$ mkdir ~/cs170/labs/lab13 $ cd ~/cs170/labs/lab13
Overall, everyone did quite well on the test. The average was an 86, even throwing out statistical outliers. I'll give you a moment to review your test. We are not going to go over the answers in class. If you have questions, feel free to visit me during my office hours.
We have been using Dictionaries to get around the searching problem up to this point. However, We won't always be able to rely on dictionaries to solve out problems. If we have some objects in a list, how can we determine if an item is in the list? How can we determine where an element is in the list? How quickly can we answer those questions?
The most straight forward method of determining if and where some item is a process known as Linear Search. With linear search, we examine every element in the list starting from the front of the list. If we find the element we are looking for, we return the index. If we look through the entirety of the list and don't find the item, we return some value representing the element was not in the list.
In a file called searching.py, write a function
called linear_search(a_list, a_string)
. This function takes two
parameters: a_list: a list of strings and a_string: a string. This
function should return True if a_string is in the list, and False otherwise.
>>> my_list = ["So", "long", "and", "thanks", "for", "all", "the", "fish"] >>> linear_search(my_list, "thanks") True >>> linear_search(my_list, "Ford") False
You should use a for loop to iterate through elements of the list. You can simply return True when you find the element a_string in my_list.
You need to set up a default case, where you have searched through the entirety of the list and have not found the element in question. In this case, you should return False.

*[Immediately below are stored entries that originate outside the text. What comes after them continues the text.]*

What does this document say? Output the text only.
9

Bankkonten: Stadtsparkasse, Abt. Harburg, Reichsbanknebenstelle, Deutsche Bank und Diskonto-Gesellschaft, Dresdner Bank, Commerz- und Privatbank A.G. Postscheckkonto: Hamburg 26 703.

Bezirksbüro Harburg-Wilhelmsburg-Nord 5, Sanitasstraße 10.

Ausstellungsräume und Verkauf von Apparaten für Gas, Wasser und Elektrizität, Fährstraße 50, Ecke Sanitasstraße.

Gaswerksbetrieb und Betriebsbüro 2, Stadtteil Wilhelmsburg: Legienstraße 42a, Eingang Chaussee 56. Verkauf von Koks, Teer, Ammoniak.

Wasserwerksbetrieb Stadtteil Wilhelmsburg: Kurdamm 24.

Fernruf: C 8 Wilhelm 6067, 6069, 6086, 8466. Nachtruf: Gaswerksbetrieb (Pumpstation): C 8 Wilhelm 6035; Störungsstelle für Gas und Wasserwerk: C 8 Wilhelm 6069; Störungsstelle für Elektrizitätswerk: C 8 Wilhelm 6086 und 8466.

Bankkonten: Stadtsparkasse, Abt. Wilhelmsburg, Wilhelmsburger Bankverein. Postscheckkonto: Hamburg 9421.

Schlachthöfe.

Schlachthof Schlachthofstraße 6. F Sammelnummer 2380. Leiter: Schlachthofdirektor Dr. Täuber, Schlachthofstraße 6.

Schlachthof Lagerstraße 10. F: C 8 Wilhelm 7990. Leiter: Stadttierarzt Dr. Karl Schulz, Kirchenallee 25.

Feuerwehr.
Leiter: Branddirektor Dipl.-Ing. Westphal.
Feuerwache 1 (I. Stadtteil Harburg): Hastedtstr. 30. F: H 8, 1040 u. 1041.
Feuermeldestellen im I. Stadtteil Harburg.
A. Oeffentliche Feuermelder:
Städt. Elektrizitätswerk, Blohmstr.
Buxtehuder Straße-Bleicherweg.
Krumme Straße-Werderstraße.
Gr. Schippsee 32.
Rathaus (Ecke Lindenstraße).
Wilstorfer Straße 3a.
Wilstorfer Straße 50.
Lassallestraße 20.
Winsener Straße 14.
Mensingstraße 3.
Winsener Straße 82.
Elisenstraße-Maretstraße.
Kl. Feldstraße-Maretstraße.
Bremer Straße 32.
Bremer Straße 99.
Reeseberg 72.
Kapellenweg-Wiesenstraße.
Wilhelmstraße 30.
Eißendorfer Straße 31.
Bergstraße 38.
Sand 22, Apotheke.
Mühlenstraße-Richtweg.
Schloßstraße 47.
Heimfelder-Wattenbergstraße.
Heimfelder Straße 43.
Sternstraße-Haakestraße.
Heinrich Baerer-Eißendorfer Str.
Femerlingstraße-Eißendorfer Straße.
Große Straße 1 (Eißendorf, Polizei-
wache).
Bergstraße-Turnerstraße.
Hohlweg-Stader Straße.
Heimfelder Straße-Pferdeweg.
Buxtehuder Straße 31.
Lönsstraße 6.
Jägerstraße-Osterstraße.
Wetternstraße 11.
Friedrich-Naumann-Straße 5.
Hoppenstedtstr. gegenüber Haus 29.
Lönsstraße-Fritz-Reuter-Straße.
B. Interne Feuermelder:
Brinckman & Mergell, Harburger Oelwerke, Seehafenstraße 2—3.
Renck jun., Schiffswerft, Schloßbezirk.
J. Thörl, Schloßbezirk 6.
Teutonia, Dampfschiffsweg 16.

Linear search might take a very long time. However, our computers today are fast enough that even with very large lists we will not notice the difference between this and the other search mechanism discussed today.
Add to your program a function that will create a random list of strings of some specified size. Modify your program so that you use increasingly larger lists. Add a comment in your program which lists the point at which linear search starts taking a noticeable amount of time.
Note that for a fair comparison, you are going to need to always spend the most amount of time searching. What is this worst case going to be, given an arbitrary list?
Binary search is a searching technique that leverages additional knowledge about the contents of the list. Namely, it knows that the items in the list are in some order. If we have items in some order, we can leverage this knowledge of the relationships between elements, in an attempt to speed up our search process.
In a file called searching.py (the same file linear search
is in), create a function
called binary_search(a_list, an_string)
. This function
takes two parameters: a_list, an ordered
list of strings; and a_string, a string. This function should
simply return True if a_string is in a_list, and False otherwise.
The steps for binary search are as follows. First, look at the element at the middle of the list. If that item is the string being searched for, you are done. If it is not, then you figure out which half of the list the a_string should appear. If the parameter a_string is less than the middle element, then a_string is in the left half of the list. Otherwise it is on the right. You then continue this process on the appropriate half of the list, until you find a_string. Of course, you also need to stop if you run out of elements to examine.
Make sure you test your code on all of the boundary conditions! It is easy to get the basic gist of this algorithm coded quite quickly, but you need to be able to handle the edge cases well.
To save yourself some time, you can use the sort
method
of lists, to produce an ordered list of elements.
>>> my_list = ["So", "long", "and", "thanks", "for", "all", "the", "fish"] >>> my_list.sort() #Remember, lists are mutable. This sorts in place. >>> binary_search(my_list, "and") True >>> binary_search(my_list, "Ford") False
You should define two local variables in your
function: start
and end
. These
variables are going to represent the beginning and the end
of the list you are considering at this point.
The
arithmetic mean of start and end is the index of the element
you are examining at this iteration of the loop. You should
store this in a variable called mid
.
If the element at the current mid index is greater than the search string, then assign mid - 1 to end. If the element at the current mid index is less than the search string, then assign mid + 1 to start.
You will need to use a while loop for this, as opposed to a
for loop. You will want to stop your loop
when start
is greater than end
.
If you followed the hint, then you probably stored indicies in variables to determine where in the list you were searching. This is the generally accepted algorithm for binary search, which will work in ALL programming languages.
However, there is usually a more Python-centric version of the algorithms we will be discussing in class. I will always show and discuss the general solution. It will be up to you to figure out the Python version.
You already know of a mechanism that will pull a specific sub-set of elements out of a list. Leverage this technique to simplify your binary search program considerably.
The true power of binary search is not that it is able to determine if an element is in the list, but how quickly it can do so. The number of comparisons necessary to determine whether or not an item is in a list should be less than that of linear search. Modify your functions so they output the number of comparisons needed to find an element.
Try your new functions with lists of various sizes. Can you define the pattern that emerges, as a function of the size of the list? Does the element being searched for affect your results? Can you find instances where linear is faster than binary?
When you have finished, create a tar file of your lab13
directory. To create a tar file, execute the following commands:
cd ~/cs170/labs tar czvf lab13.tgz lab13/
To submit your activity, go to cseval.roanoke.edu. You should
see an available assignment called Lab Assignment 13
.
Make sure you include a header listing the authors of the file.